No, las cuestiones esenciales morales y filosóficas acerca de la política no son para Rose y Peters. Para ellos todo es muy sencillo: la ciencia política es simplemente un médico social aconsejando a su cliente. “Igual que un doctor puede aconsejar a un paciente obeso que cuente las calorías para rebajar el riesgo de un ataque coronario, un sociólogo puede advertir que si los políticos no cuentan el coste de las políticas públicas, puede producirse una bancarrota política”.

Así que ahí está. Rose y Peters y otros sociólogos con una visión similar no van a ser más discutidos o valorados que nuestro amigable medico de familia, aconsejándote por tu propio bien cómo llevar tu vida más eficazmente.

Pero por supuesto el problema crucial es el salto de la fe del individuo y su consejero científico al gobierno y sus consejeros. Porque el individuo que se ocupa de su propia salud no tiene consecuencias nefastas para el resto: solo podemos aplaudir su preocupación y la sabiduría del consejo de su doctor.

Sin embargo no es tan evidente que ocuparse de la salud del estado sea bueno para el resto. De hecho esta conclusión se basa en varias suposiciones asombrosas: que el interés del estado coincide con el interés de cada uno de sus súbditos, que hay armonía entre estado y sociedad y que no hay una clase dirigente dominando y explotando al resto.
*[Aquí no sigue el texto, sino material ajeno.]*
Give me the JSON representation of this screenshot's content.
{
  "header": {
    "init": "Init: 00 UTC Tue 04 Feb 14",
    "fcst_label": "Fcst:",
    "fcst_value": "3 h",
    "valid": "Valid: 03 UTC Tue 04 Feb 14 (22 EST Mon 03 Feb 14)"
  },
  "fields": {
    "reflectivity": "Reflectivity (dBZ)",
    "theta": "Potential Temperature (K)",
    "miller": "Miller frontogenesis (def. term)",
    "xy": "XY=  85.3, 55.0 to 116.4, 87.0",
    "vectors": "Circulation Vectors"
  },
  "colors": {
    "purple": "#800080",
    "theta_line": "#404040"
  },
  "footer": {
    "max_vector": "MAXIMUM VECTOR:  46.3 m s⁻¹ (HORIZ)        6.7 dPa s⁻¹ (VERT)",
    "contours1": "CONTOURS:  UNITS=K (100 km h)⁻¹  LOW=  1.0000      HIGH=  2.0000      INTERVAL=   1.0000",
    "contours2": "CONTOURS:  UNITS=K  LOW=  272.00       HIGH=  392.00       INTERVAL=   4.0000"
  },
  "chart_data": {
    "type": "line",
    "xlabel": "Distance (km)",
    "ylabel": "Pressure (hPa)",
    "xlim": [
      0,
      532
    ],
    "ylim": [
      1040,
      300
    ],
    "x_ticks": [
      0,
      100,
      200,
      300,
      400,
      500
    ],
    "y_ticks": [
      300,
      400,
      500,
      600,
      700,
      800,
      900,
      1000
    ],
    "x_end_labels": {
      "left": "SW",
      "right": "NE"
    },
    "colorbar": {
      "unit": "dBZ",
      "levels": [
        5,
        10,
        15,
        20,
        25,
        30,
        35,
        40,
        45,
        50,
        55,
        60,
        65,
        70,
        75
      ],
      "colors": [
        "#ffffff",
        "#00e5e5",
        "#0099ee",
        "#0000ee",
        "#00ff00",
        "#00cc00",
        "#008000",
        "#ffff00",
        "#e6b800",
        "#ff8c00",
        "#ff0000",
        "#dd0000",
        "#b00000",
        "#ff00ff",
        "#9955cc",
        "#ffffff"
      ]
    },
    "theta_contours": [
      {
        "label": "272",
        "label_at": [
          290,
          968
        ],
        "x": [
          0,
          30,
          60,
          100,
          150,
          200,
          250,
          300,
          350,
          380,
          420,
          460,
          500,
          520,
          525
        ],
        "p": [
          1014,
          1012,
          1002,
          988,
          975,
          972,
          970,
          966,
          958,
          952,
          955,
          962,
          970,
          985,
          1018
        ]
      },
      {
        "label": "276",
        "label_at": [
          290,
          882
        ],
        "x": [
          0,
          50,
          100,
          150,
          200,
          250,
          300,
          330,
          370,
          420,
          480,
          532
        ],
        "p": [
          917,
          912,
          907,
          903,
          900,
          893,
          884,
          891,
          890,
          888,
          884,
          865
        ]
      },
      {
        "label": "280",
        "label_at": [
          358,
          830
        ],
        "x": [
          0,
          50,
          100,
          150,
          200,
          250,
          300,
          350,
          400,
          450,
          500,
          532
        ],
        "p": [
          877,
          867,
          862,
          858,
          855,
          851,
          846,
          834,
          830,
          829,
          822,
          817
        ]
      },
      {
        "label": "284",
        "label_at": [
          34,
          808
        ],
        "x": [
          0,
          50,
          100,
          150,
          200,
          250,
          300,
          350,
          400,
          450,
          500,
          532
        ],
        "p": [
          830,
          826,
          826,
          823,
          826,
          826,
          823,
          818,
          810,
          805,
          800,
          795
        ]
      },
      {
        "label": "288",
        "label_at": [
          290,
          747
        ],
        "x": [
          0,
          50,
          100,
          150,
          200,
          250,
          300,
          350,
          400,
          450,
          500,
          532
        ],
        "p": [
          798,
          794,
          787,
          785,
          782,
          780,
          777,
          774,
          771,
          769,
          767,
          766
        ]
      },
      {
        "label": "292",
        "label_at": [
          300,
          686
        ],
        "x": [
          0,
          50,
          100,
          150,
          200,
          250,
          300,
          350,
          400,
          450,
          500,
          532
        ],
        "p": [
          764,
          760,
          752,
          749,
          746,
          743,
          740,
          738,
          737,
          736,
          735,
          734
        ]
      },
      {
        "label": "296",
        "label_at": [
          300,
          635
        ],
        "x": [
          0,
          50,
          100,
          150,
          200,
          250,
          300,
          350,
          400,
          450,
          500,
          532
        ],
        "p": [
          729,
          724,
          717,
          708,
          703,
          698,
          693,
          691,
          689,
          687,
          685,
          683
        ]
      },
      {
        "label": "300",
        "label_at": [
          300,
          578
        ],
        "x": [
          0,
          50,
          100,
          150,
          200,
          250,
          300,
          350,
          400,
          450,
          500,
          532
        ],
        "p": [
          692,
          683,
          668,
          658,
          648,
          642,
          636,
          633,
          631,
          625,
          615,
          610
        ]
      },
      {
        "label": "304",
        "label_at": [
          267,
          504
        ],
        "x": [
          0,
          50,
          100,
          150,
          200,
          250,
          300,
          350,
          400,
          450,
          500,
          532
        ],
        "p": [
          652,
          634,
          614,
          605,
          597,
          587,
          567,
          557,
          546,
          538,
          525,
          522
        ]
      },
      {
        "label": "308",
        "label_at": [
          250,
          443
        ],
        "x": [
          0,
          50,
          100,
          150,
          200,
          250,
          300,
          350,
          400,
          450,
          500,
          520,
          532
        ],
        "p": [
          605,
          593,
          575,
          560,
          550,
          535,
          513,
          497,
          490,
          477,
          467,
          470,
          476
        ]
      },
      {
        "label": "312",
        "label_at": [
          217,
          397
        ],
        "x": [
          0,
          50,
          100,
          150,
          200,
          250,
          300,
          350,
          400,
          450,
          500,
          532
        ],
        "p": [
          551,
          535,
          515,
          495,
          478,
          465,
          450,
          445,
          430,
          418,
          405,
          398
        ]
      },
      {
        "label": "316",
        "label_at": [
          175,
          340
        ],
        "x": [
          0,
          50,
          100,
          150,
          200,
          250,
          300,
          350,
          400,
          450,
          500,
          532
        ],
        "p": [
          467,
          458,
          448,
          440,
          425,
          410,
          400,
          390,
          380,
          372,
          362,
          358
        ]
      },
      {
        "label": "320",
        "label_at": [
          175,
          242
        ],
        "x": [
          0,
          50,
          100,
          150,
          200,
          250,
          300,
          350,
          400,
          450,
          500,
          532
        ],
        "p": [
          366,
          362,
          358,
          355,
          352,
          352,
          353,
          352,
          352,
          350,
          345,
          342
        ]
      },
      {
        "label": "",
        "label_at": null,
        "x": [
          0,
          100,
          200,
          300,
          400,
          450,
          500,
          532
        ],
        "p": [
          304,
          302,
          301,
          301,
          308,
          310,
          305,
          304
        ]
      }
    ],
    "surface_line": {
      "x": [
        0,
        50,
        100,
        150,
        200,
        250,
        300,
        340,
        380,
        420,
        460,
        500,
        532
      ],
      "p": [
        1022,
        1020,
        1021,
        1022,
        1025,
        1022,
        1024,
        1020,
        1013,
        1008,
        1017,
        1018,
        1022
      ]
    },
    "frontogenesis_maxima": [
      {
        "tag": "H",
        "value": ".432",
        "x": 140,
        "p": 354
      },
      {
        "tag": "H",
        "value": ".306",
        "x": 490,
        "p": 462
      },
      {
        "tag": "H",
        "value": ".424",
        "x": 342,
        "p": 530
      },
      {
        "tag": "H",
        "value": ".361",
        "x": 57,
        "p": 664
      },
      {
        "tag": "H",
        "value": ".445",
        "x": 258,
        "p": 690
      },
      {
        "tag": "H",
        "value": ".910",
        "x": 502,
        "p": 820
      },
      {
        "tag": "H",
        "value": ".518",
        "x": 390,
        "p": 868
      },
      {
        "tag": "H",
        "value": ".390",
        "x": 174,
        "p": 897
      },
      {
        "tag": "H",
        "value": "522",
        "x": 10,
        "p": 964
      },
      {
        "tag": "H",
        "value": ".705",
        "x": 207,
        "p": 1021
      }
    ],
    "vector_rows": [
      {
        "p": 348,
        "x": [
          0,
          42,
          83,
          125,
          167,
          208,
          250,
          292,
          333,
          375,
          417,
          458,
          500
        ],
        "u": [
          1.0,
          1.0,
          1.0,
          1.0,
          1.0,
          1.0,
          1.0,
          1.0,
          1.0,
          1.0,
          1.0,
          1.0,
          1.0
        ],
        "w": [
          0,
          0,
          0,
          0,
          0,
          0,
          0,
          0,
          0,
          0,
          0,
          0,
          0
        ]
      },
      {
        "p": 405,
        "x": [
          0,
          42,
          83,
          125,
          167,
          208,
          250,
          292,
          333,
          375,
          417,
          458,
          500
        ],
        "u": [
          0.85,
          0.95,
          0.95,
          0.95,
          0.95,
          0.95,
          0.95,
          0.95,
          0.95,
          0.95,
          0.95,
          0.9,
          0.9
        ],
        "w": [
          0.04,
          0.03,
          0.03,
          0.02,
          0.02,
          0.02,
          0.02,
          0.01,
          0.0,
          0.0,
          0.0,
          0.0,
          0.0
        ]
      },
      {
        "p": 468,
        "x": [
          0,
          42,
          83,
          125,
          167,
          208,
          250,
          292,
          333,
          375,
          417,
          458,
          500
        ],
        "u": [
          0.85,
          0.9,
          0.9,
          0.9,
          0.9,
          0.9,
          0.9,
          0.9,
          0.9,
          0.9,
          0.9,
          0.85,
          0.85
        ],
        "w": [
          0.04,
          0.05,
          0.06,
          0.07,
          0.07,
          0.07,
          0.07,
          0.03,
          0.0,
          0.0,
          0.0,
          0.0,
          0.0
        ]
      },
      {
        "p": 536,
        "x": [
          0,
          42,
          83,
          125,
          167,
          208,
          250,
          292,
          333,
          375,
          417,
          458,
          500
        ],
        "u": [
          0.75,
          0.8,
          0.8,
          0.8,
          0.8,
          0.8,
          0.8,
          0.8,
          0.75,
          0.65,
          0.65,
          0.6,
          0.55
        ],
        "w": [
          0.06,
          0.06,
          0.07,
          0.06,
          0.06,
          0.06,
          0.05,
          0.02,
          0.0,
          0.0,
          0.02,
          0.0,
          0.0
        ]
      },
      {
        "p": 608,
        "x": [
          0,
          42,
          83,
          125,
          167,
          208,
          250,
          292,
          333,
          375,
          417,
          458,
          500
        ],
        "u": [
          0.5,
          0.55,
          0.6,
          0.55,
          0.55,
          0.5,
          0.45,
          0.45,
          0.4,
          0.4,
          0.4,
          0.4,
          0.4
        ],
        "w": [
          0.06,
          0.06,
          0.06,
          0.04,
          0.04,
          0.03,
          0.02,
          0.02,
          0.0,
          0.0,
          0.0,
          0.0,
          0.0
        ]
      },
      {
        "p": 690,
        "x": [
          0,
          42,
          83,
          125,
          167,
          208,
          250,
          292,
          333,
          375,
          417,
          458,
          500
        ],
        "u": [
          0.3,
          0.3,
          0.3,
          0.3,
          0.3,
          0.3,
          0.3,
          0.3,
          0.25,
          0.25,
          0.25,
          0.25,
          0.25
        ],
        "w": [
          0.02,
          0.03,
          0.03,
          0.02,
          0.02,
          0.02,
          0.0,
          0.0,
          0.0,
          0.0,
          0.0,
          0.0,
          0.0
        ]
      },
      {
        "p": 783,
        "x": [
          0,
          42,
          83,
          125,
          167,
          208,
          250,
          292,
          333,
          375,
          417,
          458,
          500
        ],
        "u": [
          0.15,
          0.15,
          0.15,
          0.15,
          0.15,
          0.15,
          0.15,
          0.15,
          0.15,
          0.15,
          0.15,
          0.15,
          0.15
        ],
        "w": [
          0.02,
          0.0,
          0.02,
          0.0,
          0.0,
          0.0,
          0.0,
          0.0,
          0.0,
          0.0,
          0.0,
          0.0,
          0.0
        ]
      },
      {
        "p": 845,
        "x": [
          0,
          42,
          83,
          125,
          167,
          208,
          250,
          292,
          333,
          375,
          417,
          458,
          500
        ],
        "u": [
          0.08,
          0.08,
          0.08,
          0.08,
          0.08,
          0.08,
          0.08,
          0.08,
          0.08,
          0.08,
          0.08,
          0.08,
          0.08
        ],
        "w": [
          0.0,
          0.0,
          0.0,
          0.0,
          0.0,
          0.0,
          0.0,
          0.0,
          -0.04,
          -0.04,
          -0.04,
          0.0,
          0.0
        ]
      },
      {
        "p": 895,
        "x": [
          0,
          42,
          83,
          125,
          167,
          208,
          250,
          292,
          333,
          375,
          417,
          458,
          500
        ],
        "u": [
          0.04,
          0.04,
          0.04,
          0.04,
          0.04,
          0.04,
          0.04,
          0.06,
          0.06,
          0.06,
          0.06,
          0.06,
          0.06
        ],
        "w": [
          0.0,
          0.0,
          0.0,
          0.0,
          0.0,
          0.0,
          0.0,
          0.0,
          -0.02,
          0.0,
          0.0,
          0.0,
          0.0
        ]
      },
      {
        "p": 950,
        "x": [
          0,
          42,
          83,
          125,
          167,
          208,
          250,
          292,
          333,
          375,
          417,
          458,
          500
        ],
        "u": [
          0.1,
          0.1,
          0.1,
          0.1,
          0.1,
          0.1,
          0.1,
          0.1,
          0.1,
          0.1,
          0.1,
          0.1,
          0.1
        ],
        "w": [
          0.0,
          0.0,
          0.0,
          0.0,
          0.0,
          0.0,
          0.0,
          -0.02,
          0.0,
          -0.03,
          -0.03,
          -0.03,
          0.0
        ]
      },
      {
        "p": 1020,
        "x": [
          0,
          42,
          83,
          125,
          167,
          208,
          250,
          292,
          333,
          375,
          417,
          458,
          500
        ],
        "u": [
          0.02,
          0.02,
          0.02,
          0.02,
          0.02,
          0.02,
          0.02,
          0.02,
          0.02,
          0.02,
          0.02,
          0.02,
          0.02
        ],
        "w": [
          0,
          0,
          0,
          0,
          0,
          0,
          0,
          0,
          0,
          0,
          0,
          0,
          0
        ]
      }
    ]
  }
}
¿Alguien diría realmente que es evidentemente bueno y “libre de valoración”, por ejemplo, que los sociólogos aconsejen cómo establecer más eficientemente campos de concentración o cómo reducir mejor la oposición a dichos campos por parte de la opinión pública? ¿Realmente es nuestro mayor objetivo ver que aquéllos que “se supone que gobiernan” mantienen la lealtad de la mayoría de sus súbditos bajo todas y cada una de las circunstancias?

Si no es así y si Rose y Peters podrían un límite en los estado más abiertamente despóticos, ¿qué principio propondrían para guiarlos? En resumen, ¿cuándo, si es que hay algún cuándo, el ejercicio de la autoridad política se convierte para ellos en un mal peor que su debilitamiento?

Ningún libro sobre autoridad política que ni siquiera se ocupe de esos asuntos merece una atención seria. El principal interés de este libro, en un análisis final, está en su revelación de calamitoso estado de la profesión de la ciencia política.

 

 

Murray N. Rothbard (1926-1995) fue decano de la Escuela Austriaca. Fue economista, historiador de la economía y filósofo político libertario.

Esta crítica apareció originalmente en Inquiry, Diciembre de 1978, pp. 17-18.